WA_pages.csv is truncated regularly. WA_sessions.csv keeps growing as I add data. How much does it scale to?
Hi hylam
If you are running 12 cores, 12gb ram and you still can't get this to work with 10gb of data for 7 days there must be something else at play here. I'm running more than that volume on my consumer grade laptop. Perhaps you can modify the eventtype=web-traffic to contain an index filter?
To answer some of your questions about the app:
Where in the code does it consume WA_sessions.csv or WA_pages.csv and write to data model?
Sessions - This is done in the data model which is update every 10 minutes. Check the Data Model Audit dashboard.
Pages - This is just used for some dropdowns. It's not essential for the functionality of the app.
WA_pages.csv is truncated regularly. WA_sessions.csv keeps growing as I add data. How much does it scale to?
Sessions - This process keeps 72 hours worth of data in the lookup file. The rest is truncated on every scheduled search if the session has been moved into the data model. If you haven't enabled data model acceleration yet, it will keep all data in the session lookup.
j
The last bit of data was ingested and accelerated when I was asleep. From the search app data summary I could see the last ingestion or index time. How could I check the acceleration completion time?
Hi hylam
There is a Data Model Audit dashboard under Setup.
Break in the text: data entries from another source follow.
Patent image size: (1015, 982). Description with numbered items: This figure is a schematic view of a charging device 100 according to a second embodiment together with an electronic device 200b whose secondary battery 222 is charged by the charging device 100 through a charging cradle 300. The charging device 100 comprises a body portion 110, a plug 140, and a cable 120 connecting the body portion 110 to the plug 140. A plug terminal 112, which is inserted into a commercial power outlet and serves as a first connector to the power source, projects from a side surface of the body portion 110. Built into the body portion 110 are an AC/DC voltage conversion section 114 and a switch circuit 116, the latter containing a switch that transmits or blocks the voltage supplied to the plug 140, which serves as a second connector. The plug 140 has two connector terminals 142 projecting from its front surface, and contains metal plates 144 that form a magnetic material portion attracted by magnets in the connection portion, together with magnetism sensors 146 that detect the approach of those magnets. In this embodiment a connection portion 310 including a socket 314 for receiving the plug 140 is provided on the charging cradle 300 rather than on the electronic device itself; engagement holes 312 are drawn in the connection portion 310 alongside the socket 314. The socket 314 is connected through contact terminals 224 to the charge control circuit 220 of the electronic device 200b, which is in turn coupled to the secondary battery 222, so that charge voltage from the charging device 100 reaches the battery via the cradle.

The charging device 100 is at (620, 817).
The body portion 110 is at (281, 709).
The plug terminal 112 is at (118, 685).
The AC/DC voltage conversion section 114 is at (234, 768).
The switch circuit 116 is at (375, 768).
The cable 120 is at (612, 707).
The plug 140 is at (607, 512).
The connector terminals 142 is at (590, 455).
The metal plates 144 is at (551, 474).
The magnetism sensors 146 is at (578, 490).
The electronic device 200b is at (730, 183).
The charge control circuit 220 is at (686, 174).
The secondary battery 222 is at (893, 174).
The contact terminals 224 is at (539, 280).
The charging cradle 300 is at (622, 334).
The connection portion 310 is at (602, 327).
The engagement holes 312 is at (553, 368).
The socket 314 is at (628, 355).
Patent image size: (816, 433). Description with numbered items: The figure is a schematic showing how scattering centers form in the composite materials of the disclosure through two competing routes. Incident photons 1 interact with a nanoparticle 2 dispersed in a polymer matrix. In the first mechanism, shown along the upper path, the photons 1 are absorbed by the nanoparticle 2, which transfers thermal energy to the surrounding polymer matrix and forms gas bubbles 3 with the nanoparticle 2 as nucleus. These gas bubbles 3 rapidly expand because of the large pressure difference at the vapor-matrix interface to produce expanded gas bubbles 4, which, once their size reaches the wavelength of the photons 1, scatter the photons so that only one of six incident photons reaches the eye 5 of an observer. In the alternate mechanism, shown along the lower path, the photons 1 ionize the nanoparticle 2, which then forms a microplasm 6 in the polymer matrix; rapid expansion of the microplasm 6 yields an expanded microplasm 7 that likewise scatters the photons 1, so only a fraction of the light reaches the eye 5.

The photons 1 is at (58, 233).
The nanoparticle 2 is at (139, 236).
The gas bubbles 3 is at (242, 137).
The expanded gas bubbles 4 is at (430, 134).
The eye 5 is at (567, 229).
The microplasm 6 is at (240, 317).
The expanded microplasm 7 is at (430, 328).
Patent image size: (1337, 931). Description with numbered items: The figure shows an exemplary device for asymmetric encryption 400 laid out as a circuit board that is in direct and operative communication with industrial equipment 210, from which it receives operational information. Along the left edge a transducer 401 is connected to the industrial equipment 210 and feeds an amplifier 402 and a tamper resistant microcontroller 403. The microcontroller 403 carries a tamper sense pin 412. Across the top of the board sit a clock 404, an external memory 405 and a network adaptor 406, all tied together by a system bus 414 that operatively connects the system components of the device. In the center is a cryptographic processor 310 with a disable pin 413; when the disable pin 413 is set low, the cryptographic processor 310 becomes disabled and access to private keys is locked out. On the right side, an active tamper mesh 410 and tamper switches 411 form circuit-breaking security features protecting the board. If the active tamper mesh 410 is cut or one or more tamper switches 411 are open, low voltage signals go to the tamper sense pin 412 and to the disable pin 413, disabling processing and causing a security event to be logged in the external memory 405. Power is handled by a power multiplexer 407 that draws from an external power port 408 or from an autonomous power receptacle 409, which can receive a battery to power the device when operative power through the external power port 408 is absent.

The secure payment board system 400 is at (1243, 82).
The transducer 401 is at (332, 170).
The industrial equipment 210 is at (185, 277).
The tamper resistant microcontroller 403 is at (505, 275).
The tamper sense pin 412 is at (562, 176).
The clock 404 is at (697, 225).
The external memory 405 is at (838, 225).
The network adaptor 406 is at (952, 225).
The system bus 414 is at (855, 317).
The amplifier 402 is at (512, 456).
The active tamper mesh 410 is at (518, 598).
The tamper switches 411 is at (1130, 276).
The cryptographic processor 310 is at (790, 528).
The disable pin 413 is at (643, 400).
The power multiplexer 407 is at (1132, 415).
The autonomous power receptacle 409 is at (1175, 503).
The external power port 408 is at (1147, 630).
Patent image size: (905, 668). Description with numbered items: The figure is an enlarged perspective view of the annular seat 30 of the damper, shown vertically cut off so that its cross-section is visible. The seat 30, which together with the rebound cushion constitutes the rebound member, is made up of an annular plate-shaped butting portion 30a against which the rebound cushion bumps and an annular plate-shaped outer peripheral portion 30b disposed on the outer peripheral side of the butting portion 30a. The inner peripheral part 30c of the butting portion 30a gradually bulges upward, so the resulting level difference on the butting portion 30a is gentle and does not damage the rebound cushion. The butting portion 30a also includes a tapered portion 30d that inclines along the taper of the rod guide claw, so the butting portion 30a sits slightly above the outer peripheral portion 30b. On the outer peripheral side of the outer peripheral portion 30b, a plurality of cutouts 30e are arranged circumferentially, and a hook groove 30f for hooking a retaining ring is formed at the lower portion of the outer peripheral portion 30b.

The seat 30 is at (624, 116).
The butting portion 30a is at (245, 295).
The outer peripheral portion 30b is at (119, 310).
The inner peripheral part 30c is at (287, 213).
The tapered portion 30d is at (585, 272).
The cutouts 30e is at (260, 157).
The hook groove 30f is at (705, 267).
You can also check all the other dashboards (except Real-Time) to see when the last bit of data was put in the data model.
j
https://answers.splunk.com/answers/138860/splunk-acceleration-summary-stuck-at-33.html
Will changing the cron from */10 to *20 improve my chances?
Which column should I read on the "Data Model Audit"? None of these look correct: Min_Time, Max_Time, Now_Time. I am loading historical data from few months ago. The Data Summary of the search dashboard is showing the last indextime. I would expect the data model acceleration to be complete within 10-60 minutes of the last indextime.
The 2.5 GB IIS log processed quickly was from a simple departmental intranet show a boring sankey chart. The 10 GB over 7 day apache access log is from a public web site with 5 nodes showing an intertwined sankey chart. I think the transaction command during lookup generation is one of the bottlenecks. Is data model building equivalent to searching "tag=web"?
eventtype=web-traffic is equivalent to the following
sourcetype="My Access Logs" OR sourcetype="iis" OR sourcetype="access_combined" OR sourcetype="access_common" OR sourcetype="access_combined_wcookie"
then i piped it to the following
| stats count by index sourcetype
the only index is web. the only sourcetype is access_combined. Is it possible to parallelize data model initial builds and updates?
http://blogs.splunk.com/2011/01/11/maintaining-state-of-the-union/
Can I keep something like a database sequence that increments after each invokation? I am thinking off looping thru cidr/16 IPv4 prefixes within 64k iterations. The loop counter is "seq mod 64k"
Where in the code does it consume WA_sessions.csv or WA_pages.csv and write to data model?
Instead of relying on the memory-bound transaction command, is it possible to iterate over the range of http_session hash keys 64k or 16M times and stream out the results? On 12 core 12 GB reference hardware, I could dedicate 6 cores running this all day. This should work in parallel over disjoint partitions. Does the splunk index support string prefix match? Can I configure the map command to run 64k subsearches? If it cannot be done within the browser UI, can I write a shell script calling the SDK using "xargs -n1 -P6" over the domain of hash prefixes?